The bifunctional AKR1C3 inhibitors, e.g. GTX-560 27, offers promise since it blocks the coactivator function of AKR1C3 on full-length AR (Table 2). Whether AKR1C3 can act as a coactivator of AR-SVs is unknown. The other bifunctional agent claimed is BMT4-158 28, which acts as a competitive inhibitor of AKR1C3 and as a direct acting AR antagonist, suggesting that single agents that target intra-tumoral androgen biosynthesis and AR signaling can be developed.

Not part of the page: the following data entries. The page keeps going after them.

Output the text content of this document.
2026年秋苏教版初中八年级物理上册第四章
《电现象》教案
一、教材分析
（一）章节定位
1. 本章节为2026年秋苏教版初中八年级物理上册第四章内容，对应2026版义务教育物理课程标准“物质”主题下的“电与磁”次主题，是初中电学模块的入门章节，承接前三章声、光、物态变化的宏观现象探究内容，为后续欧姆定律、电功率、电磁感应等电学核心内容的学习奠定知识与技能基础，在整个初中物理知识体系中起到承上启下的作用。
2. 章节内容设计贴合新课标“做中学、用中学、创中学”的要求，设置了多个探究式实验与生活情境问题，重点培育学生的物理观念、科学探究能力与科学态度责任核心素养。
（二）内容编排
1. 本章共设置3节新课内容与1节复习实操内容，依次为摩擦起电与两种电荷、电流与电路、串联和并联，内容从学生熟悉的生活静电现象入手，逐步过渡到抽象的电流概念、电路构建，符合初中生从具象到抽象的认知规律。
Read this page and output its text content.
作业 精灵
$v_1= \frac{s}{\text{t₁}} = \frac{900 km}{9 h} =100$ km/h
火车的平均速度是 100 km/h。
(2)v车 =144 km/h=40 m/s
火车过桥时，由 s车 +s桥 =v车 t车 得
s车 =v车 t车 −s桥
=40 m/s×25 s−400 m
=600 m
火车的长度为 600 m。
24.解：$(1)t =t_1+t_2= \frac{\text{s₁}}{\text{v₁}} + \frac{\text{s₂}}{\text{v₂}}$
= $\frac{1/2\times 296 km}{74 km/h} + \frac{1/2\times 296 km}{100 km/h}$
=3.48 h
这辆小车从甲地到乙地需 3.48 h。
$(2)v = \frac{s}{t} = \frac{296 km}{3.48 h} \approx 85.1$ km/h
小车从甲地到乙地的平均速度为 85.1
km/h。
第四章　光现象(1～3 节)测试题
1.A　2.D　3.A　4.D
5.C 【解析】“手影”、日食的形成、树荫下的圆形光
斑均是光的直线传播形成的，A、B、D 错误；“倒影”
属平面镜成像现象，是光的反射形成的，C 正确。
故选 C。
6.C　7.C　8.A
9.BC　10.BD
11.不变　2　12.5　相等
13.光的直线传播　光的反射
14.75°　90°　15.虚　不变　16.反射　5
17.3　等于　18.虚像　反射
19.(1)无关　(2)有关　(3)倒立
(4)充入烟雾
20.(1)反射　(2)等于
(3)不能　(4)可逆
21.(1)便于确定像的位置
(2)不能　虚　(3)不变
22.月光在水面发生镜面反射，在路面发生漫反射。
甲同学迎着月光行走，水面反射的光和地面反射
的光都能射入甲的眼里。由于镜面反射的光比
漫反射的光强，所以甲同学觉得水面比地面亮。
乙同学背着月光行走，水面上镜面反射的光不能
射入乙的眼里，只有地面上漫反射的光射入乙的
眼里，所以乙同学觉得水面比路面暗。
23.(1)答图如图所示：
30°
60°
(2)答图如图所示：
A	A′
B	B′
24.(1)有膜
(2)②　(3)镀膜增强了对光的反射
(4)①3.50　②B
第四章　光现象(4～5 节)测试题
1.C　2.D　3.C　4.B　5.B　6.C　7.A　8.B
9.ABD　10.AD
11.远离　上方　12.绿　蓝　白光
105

Whether these single agents would be superior to a combination treatment of Abi plus prednisone plus ENZ remains to be determined.

Article highlights.

• AKR1C3 (type 5 17β-hydroxysteroid dehydrogenase/prostaglandin F2α synthase) is a drug target for hormonal and hormonal independent malignancies

• Nonsteroidal inhibitors, repurposed NSAIDs and steroid based inhibitors have been claimed in multiple patent applications

• Extensive steroidal-based inhibitors based on C3 and C17 substituted estrenes have been developed

• AKR1C3 inhibitors have progressed to clinical trials for castration resistant prostate cancer and acute myeloid leukemia with mixed success

• The majority of inhibitors require optimization for testing in animals and humans

This box summarizes key points contained in the article.